Princess Bear (PB) had an appointment with her opthamologist today. She has been seeing the opthamologist every 3 months since she was born. We've done patching. We've done eye drops to dilate one eye when patching was working. We've just let thinks ride for awhile. After it was decided on our Shriners visit last month that PB would not have any more surgeries on her skull the opthamologist was supposed to have his turn at the plate so to speak. PB started wearing glasses when she was a few months old. Vision was corrected. Then there was a large loss of vision in her left eye. Her eyes also focus independently of each other. Her left eye tends to drift when she's tired. Dr. Steve (the opthamologist that we've been going to since PB was 2 1/2 years old) had always said that surgery to straighten PB's eyes would be necessary when the surgeries were done on her skull. So I went into today's appointment with some dread. Dr. Steve's wife was explaining the surgery to me and the aftercare. The surgery is outpatient and she didn't think PB would even have to do a 23 hour observation even with the Gilbert's syndrome. The week after surgery is filled with various eye drops & ointments and minimal bathing. The kids usually only take the day of and the day after surgery off. The more Pam explained things to me the better I was feeling about the situation. The only precaution she thought would be necessary is having the surgery done at the Children's hospital instead of the outpatient center since PB has a hard time being put under anesthesia.
Today was also dilation day for PB. PB has very, very dark brown eyes. For that reason sometimes the regular amount of drops used for dilation are enough to dilate PB's eyes. So these appointments tend to be very long. PB is also one of those kids that has never let diminished vision slow her down. It's almost funny to watch. Today was a really great day in that the basic amount of drops dilated her eyes completely. Dr. Steve came in to check on things and was very pleased with how her eyes looked. Her right eye is 20/20 and her left is 20/60. Considering at one point she was almost completely blind in her left eye this is some pretty good news. The vision fluctuated for several years in the left eye but has been pretty constant for the past year and a half. That was with and without atropine. I hated using the atropine on her because the school never monitored her very well.
Dr. Steve had always said that the threshold to regain sight in the left eye was running out. 12 is the absolute latest. So I went into todays appointment thinking that we'd be scheduling the surgery to straighten her eyes and then spending the next 2 years doing atropine to gain as much sight as possible. The surgery in the most basic terms is the Dr. literally unattaching all the muscles that hold the eye in place, realigning the eye and reattaching all the muscles. Dr. Steve has been preparing me for this since PB was 2 1/2. Today Dr. Steve spend a lot of time trying to track how PB's eyes were focusing and when the left eye would drift. Her right eye is perfectly aligned. Her left eye does not focus until her right eye has focused. That means the vision of her right eye is very important. If she were to lose vision in the right eye she would essentially be blind. After watching PB's eyes for a pretty long time Dr. Steve turned to me and said "I don't want to do surgery. The right eye is focusing perfectly. The left falls into place quickly and we've lost the game on recouping any more eyesight. What do you think?" Um, lets see...no surgery? I'm cool with that! Dr. Steve then has to explain that protecting PB's right eye is of utmost importance. She hurts that eye she's in a world of trouble since the left eye won't focus until the right eye does. He decides that she needs to wear glasses for basic protection. He then kind of scared the heck out of me explaining if PB is ever hit in the eye, scratches it or has any issue whatsoever we need to get to the office that day. Do not pass go, do not collect $200. He said that he'd rather check and tell us all is well and to get the heck out of the office rather than have me wait a few days and then have some damage that can't be corrected. So he wrote out the script for the glasses for PB and said that he didn't need to see us until July and then once a year after that as long as everything was fine. We've been going every 3 months. I'm still wrapping my head around all this great news!

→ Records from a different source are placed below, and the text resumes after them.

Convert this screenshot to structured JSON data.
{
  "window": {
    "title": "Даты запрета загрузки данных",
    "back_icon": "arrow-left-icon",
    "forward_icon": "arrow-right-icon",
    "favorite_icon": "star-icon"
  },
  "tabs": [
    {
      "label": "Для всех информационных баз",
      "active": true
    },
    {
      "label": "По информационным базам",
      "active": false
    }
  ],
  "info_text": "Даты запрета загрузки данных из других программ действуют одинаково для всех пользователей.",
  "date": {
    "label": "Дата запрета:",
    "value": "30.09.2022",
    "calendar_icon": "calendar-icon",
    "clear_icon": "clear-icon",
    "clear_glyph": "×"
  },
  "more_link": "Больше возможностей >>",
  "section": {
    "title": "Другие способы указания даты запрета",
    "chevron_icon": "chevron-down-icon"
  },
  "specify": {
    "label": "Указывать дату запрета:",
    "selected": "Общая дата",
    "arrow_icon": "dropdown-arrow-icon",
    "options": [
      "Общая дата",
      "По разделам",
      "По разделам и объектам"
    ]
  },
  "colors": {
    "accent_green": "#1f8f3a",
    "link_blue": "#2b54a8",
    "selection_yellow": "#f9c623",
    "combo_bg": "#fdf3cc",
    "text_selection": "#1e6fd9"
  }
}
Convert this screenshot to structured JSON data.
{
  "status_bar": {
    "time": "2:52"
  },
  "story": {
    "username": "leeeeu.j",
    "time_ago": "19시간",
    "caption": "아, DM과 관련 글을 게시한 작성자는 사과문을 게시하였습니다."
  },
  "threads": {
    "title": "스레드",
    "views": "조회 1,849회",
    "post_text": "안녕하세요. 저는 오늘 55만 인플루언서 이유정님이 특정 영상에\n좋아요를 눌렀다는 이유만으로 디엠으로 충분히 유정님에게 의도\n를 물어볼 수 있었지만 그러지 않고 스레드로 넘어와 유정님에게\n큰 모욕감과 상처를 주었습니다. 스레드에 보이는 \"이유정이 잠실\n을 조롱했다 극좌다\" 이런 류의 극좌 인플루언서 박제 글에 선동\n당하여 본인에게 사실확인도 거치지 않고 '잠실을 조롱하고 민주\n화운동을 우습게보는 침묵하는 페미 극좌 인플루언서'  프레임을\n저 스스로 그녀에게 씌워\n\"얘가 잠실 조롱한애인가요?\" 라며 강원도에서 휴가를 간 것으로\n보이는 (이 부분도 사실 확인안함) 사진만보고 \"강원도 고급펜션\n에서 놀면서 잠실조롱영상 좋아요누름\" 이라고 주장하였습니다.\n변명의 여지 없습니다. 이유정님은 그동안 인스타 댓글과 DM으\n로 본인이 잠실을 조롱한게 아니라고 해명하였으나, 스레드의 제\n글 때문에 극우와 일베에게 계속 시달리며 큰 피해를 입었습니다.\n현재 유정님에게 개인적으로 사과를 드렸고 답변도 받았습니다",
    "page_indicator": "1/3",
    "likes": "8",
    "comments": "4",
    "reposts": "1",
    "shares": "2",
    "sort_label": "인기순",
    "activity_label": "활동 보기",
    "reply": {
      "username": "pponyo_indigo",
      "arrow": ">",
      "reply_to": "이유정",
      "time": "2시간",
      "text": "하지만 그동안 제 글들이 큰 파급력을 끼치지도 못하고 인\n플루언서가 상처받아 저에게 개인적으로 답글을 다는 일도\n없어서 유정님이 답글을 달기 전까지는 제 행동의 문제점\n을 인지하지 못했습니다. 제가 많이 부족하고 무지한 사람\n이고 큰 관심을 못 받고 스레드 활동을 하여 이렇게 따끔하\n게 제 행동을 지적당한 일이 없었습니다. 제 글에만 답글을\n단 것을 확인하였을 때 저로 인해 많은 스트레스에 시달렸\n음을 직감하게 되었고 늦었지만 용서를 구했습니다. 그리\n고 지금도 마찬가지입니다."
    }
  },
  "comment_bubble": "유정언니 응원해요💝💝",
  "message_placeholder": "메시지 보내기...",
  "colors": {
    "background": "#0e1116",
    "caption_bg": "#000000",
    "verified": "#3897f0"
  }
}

We left the office and PB was so excited that she was going to be wearing glasses again. She has broken my glasses pretending they were for her. She decided she wanted her grandfather to help her pick out her new glasses. Now I love my dad but he's never been a fashion maven. I knew because PB's eyes are pretty widespread and the issue of her nose being wide put flatter would make it somewhat challenging to get glasses. My mom showed PB some Hello Kitty glasses that PB instantly fell in love with. Unfortunately the person helping us said that because of the way PB's nose is shaped that plastic frames are never the best choice for her. All of the Hello Kitty frames are plastic. Damn the luck! PB was mollified with the idea of getting purple frames. The guy that helped us couldn't have been any nicer. We tried on so many frames. He came through with a pair for purple frames that we're going to break the bank. When all was said and done her glasses cost about $35. Not too bad.
So I am a very happy mom and grateful for the lucky start that my daughter seems to sail under!